VMware-generative-ai-reference-architecture
Overview
This repository contains a series of configuration files and Python scripts that serve as a complement to the white paper Deploying Enterprise-Ready Generative AI on VMware Cloud Foundation .
This repository intends to provide readers with examples so they can more easily reproduce the VMware infrastructure configuration. The repository also includes a series of Python scripts and notebooks that provide working examples about the Large Language Model (LLM) fine-tuning and inference tasks.
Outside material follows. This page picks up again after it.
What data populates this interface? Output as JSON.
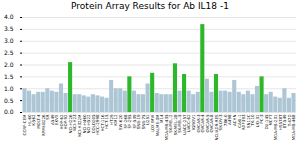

The repository is organized by the following structure:
- The
vSphere-and-TKG-config-files
directory provides configuration files to setup the Tanzu Kubernetes Cluster, NVIDIA GPUs and Network Kubernetes Operators that provide hardware acceleration services to VMware Tanzu Kubernetes clusters. - The
LLM-fine-tuning-example
directory provides the steps to configure a Python virtual environment suitable for LLM fine-tuning tasks based on a series of Hugging Face libraries. It also includes a Python notebook that illustrates all the steps required to fine-tune the Falcon LLMs on a custom dataset to teach the model to follow instructions. - The
LLM-serving-wt-vLLM-and-RayServe-example
directory provides the configuration steps, the configuration files, and the Python scripts to setup a Ray cluster that serves the Falcon LLMs via vLLM running as a Ray Serve application. The Ray cluster gets deployed on Tanzu Kubernetes using Kuberay.
Contributing
The VMware-generative-ai-reference-architecture project team welcomes contributions from the community. Before you start working with VMware-generative-ai-reference-architecture, please read our Contributor License Agreement. All contributions to this repository must be signed as described on that page. Your signature certifies that you wrote the patch or have the right to pass it on as an open-source patch. For more detailed information, refer to CONTRIBUTING.md.
License
The project is licensed under the terms of the Apache 2.0 license.